Dès le dépôt de la plainte par l'avocat américain Ed Fagan, le Conseil fédéral a déclaré qu'il estimait inopportun de faire juger l'affaire par des tribunaux étrangers. Lors de son discours devant le Parlement sud-africain le 15 avril 2003 et dans le cadre de sa visite en Suisse le 10 juin 2003, le président Mbeki a insisté sur le fait qu'à son avis, les plaintes en question ne servent pas la cause de l'Afrique du Sud et que son pays n'a pas besoin de l'intervention de pays étrangers pour examiner son passé. Celui-ci a davantage besoin d'un soutien pour l'aider dans le présent et pour l'avenir. Le Conseil fédéral n'a rien à ajouter aux déclarations du président sud-africain. De plus, à la fin du mois de juillet 2003, le gouvernement sud-africain a révélé avoir transmis une lettre officielle adressée par le ministre de la justice au juge chargé de l'affaire à New York, pour demander à ce dernier de rejeter les plaintes déposées, étant donné que celles-ci ne servent pas les intérêts de son pays.
4./5. La loi fédérale sur l'archivage (LAr) prévoit pour les archives de la Confédération un délai de protection de trente ans et un délai de protection prolongé pour certains dossiers (art. 11 et 12 LAr). Durant ce délai, les services compétents ont, sur demande, la possibilité d'accorder l'accès à des dossiers pour autant qu'aucune prescription légale n'en dispose autrement et qu'aucun intérêt privé ou public prépondérant, digne de protection, ne s'y oppose. La LAr stipule toutefois expressément que la consultation d'archives peut être assortie de charges et de conditions. Par ailleurs, elle prévoit la possibilité de prolonger le délai de protection, notamment si un intérêt public ou privé prépondérant, digne de protection, s'oppose dans un cas particulier à ce que des archives soient consultées (art. 12 LAr). En ce qui concerne la consultation de dossiers dans le délai réglementaire ou le délai prolongé, les requérants ont dû présenter leur demande avant la décision du Conseil fédéral d'avril 2003 ; conformément aux dispositions de la LAr, les demandes ont été examinées par les services compétents des départements concernés. La décision du Conseil fédéral n'a en rien modifié cette procédure fixée par le législateur.

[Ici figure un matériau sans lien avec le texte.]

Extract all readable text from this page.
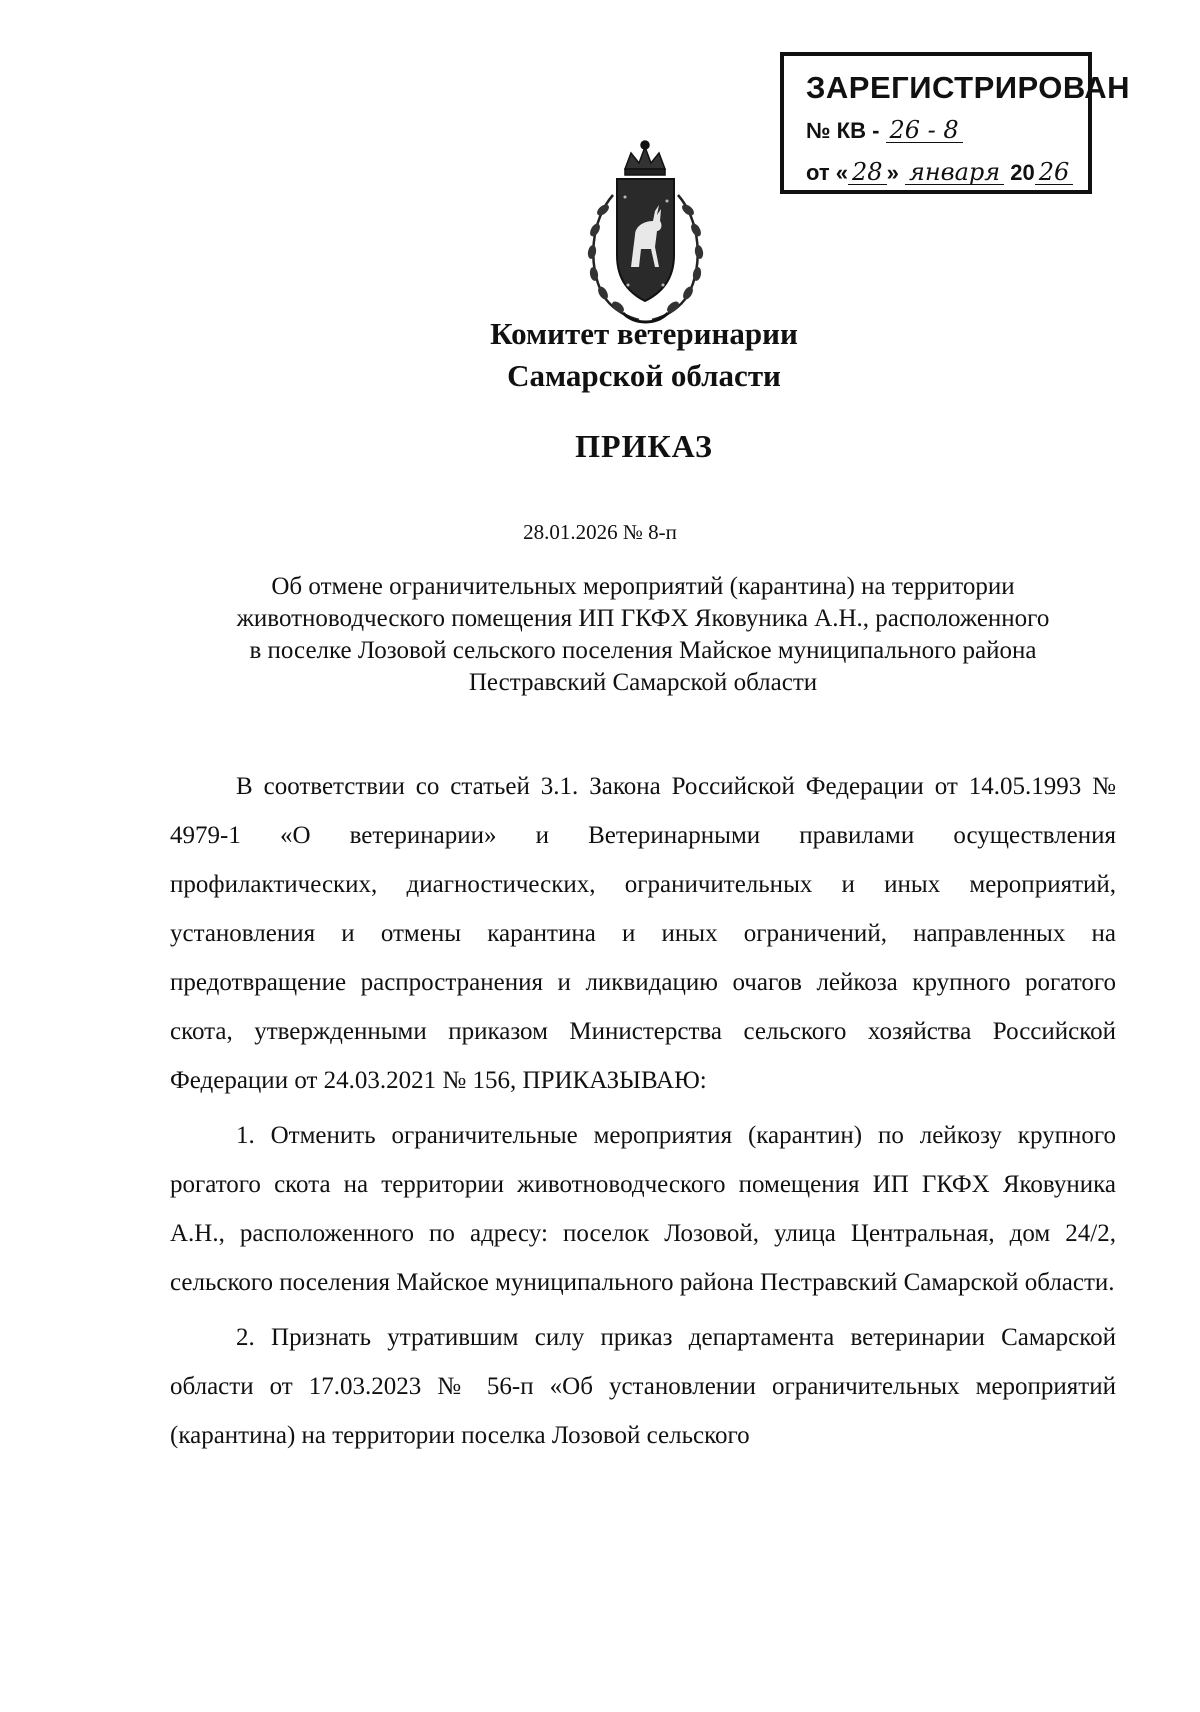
ЗАРЕГИСТРИРОВАН
№ КВ - 26 - 8
от « 28 » января 20 26
Комитет ветеринарии
Самарской области
ПРИКАЗ
28.01.2026 № 8-п
Об отмене ограничительных мероприятий (карантина) на территории
животноводческого помещения ИП ГКФХ Яковуника А.Н., расположенного
в поселке Лозовой сельского поселения Майское муниципального района
Пестравский Самарской области

В соответствии со статьей 3.1. Закона Российской Федерации от 14.05.1993 № 4979-1 «О ветеринарии» и Ветеринарными правилами осуществления профилактических, диагностических, ограничительных и иных мероприятий, установления и отмены карантина и иных ограничений, направленных на предотвращение распространения и ликвидацию очагов лейкоза крупного рогатого скота, утвержденными приказом Министерства сельского хозяйства Российской Федерации от 24.03.2021 № 156, ПРИКАЗЫВАЮ:

1. Отменить ограничительные мероприятия (карантин) по лейкозу крупного рогатого скота на территории животноводческого помещения ИП ГКФХ Яковуника А.Н., расположенного по адресу: поселок Лозовой, улица Центральная, дом 24/2, сельского поселения Майское муниципального района Пестравский Самарской области.

2. Признать утратившим силу приказ департамента ветеринарии Самарской области от 17.03.2023 № 56-п «Об установлении ограничительных мероприятий (карантина) на территории поселка Лозовой сельского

Le Conseil fédéral a toutefois décidé, dans le cas de certains dossiers, d'établir une pratique plus restrictive ou de prolonger le délai de protection. Avant que les plaintes ne soient déposées aux États-Unis, l'administration fédérale se montrait libérale et généreuse, dans le cadre des prescriptions légales et conformément à la décision du Conseil fédéral du 3 mai 2000 (mandat lié au PNR 42+ et module "Les relations entre la Suisse et l'Afrique du Sud"), en ce qui concerne l'autorisation - assortie de charges - de consulter des archives durant le délai de protection. Or, depuis que la plainte collective a été déposée, les archives peuvent être consultées non plus uniquement à des fins de recherches, mais aussi pour servir des intérêts privés concrets. La Confédération court ainsi le risque de se voir adresser des demandes de dommages-intérêts de la part d'entreprises, de banques et de clients de banques. C'est pourquoi la possibilité de consulter des archives a été restreinte, de manière à accorder aux entreprises suisses les mêmes chances que les entreprises étrangères face aux plaintes déposées contre elles. Désormais, les demandes relatives à la consultation de dossiers en rapport avec l'Afrique du Sud et contenant des documents mentionnant le nom de banques ou d'entreprises concernées par des exportations de capitaux et de marchandises vers l'Afrique du Sud seront rejetées. Cette règle vaut également pour les dossiers concernés datant d'il y a plus de trente ans (délai de protection ramené au 1er janvier 1960).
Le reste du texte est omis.